Liftmaster has issued some recommendations for garage door safety:
- Check balance by pulling the opener release mechanism so the door can be opened by hand. With the door closed lift it three or four feet from the floor. If properly balanced the door will move smoothly and stay open.
- Since 1993 all automatic door openers must be equipped with an electronic “eye” or infrared sensor which, if tripped, will cause the door to reverse itself and rise, avoiding accidents. Check to make sure your sensor is installed no higher than six inches above the floor. Any higher and children and pets could move through and not be detected.

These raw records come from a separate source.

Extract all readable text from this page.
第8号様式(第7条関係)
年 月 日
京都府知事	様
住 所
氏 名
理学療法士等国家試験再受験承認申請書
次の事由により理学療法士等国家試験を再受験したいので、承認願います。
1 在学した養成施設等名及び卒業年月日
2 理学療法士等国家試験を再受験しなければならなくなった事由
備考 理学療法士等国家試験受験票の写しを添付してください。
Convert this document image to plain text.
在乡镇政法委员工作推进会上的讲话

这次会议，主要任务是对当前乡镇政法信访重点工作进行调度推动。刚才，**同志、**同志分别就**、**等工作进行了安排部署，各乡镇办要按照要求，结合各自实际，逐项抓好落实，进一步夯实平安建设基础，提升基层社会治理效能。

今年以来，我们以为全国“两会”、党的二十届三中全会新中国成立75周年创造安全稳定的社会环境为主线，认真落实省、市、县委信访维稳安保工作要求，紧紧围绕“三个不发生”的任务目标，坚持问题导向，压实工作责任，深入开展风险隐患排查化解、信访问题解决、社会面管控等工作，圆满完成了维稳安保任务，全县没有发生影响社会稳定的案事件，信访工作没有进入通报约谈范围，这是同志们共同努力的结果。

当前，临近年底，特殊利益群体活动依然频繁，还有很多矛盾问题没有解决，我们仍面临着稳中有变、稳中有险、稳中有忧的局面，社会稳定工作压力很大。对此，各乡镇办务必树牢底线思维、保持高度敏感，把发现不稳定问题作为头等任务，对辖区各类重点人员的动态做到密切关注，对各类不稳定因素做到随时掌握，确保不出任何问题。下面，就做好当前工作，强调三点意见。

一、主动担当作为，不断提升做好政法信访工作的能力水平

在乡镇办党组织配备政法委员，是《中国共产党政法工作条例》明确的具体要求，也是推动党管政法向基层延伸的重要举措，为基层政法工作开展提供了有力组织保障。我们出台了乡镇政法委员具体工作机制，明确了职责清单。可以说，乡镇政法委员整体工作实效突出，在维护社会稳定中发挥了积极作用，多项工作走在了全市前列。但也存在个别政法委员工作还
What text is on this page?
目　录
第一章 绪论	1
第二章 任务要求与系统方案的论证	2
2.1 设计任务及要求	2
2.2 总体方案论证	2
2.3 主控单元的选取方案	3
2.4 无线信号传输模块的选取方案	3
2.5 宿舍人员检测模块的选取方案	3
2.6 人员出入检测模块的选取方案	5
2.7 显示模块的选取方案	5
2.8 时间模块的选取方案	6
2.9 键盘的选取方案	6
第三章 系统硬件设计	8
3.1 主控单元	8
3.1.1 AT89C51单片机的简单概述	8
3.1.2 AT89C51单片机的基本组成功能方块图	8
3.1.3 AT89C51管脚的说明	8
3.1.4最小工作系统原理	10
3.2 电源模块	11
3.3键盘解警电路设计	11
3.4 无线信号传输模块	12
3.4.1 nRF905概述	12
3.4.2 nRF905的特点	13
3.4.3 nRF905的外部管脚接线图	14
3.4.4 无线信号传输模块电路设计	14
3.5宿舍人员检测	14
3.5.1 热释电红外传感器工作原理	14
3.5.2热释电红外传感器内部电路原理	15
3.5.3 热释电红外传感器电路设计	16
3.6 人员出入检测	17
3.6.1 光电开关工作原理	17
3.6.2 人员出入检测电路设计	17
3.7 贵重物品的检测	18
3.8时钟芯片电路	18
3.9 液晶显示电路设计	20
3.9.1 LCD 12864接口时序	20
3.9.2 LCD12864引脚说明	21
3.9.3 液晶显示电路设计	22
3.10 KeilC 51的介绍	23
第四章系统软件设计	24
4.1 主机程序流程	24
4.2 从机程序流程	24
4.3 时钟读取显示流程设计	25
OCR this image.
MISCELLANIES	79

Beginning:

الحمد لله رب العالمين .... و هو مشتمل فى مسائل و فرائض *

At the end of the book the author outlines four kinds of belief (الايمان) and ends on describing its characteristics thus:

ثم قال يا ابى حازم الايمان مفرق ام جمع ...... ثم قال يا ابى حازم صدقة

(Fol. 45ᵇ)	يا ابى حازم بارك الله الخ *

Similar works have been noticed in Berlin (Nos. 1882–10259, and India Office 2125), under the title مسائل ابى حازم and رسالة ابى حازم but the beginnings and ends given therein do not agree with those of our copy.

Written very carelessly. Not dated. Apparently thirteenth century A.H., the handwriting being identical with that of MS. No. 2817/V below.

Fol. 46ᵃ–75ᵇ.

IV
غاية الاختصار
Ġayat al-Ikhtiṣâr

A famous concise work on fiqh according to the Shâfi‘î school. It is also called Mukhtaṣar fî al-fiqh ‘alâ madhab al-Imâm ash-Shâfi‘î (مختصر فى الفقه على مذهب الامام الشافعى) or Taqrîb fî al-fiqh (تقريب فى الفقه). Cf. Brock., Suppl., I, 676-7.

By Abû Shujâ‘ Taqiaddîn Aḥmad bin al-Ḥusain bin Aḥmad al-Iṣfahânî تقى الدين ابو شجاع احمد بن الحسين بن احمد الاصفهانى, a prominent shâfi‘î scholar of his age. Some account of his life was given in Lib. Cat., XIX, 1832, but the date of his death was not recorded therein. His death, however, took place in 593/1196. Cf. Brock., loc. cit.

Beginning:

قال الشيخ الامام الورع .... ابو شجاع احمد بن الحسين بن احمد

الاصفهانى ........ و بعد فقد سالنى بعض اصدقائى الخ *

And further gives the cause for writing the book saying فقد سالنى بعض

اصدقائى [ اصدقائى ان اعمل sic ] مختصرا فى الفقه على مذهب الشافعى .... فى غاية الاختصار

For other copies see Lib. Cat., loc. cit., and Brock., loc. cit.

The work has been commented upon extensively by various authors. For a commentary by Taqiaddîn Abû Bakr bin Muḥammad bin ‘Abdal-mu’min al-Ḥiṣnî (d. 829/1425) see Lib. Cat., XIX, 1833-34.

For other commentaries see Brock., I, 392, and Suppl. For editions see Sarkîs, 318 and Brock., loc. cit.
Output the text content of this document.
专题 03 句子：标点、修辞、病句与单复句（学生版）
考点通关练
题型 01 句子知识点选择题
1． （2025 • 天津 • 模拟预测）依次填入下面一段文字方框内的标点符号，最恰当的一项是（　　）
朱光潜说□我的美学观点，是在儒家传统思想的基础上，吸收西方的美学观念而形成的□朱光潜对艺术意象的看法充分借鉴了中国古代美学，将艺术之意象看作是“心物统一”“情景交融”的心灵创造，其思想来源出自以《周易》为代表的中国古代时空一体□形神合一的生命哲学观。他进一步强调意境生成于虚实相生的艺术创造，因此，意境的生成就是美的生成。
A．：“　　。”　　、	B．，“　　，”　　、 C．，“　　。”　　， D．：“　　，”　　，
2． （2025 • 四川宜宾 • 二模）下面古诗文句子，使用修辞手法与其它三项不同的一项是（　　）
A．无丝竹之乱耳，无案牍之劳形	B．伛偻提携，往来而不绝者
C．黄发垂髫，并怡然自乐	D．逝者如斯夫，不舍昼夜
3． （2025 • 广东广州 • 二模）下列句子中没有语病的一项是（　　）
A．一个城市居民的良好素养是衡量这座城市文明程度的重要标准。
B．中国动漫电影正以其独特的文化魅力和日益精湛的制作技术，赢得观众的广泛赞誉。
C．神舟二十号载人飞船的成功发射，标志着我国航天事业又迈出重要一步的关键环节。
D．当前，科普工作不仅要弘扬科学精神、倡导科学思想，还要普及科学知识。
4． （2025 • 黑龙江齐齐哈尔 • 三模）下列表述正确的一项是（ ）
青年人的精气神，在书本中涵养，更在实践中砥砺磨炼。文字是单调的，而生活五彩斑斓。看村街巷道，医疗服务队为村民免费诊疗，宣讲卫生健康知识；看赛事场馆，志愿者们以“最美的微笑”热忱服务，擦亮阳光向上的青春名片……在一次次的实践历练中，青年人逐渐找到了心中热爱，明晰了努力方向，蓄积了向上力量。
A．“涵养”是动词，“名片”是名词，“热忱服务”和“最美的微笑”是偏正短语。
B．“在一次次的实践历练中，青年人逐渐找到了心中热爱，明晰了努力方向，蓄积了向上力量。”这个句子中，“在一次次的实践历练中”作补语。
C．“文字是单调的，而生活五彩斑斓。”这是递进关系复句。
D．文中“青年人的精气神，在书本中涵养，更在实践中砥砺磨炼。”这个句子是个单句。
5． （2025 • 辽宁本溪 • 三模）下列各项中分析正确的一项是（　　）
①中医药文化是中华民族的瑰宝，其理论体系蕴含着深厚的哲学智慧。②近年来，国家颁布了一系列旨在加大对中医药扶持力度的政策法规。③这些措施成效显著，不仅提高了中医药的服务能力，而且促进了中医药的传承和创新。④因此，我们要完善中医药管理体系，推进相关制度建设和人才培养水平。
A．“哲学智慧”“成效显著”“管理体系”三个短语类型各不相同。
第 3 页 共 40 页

Check the accuracy of the sensor by placing a roll of paper towels in the path of the door before closing to make sure it will retract.
- The garage usually tops the basement or attic for clutter and debris. Keep it clear of oily and greasy rags as they are easily flammable and can ignite spontaneously. Keep a fire extinguisher nearby.
- Visually inspect the garage door each month. Look at springs, cables, rollers and pulleys for signs of wear. Do not attempt to remove, adjust or repair these parts or anything attached to them. These parts are under high tension, and should only be fixed by a trained door technician.
- Make sure garage door opener control button is out of reach of small children.
- While on vacation unplug the garage door opener unit or use a vacation lock console security switch to render the door unusable.
- Don’t leave your garage doors partially open. When activated again it may continue on a downward path and hit any object in its path. This also compromises a home’s security.
- Never leave the remote control in your car when leaving it with a parking attendant. A stolen remote leaves you open to robbery or home invasion. There may be items in your car with your address on it (such as an insurance card) and this is a straight path home. If your remote is stolen contact your garage door dealer to see what your options are.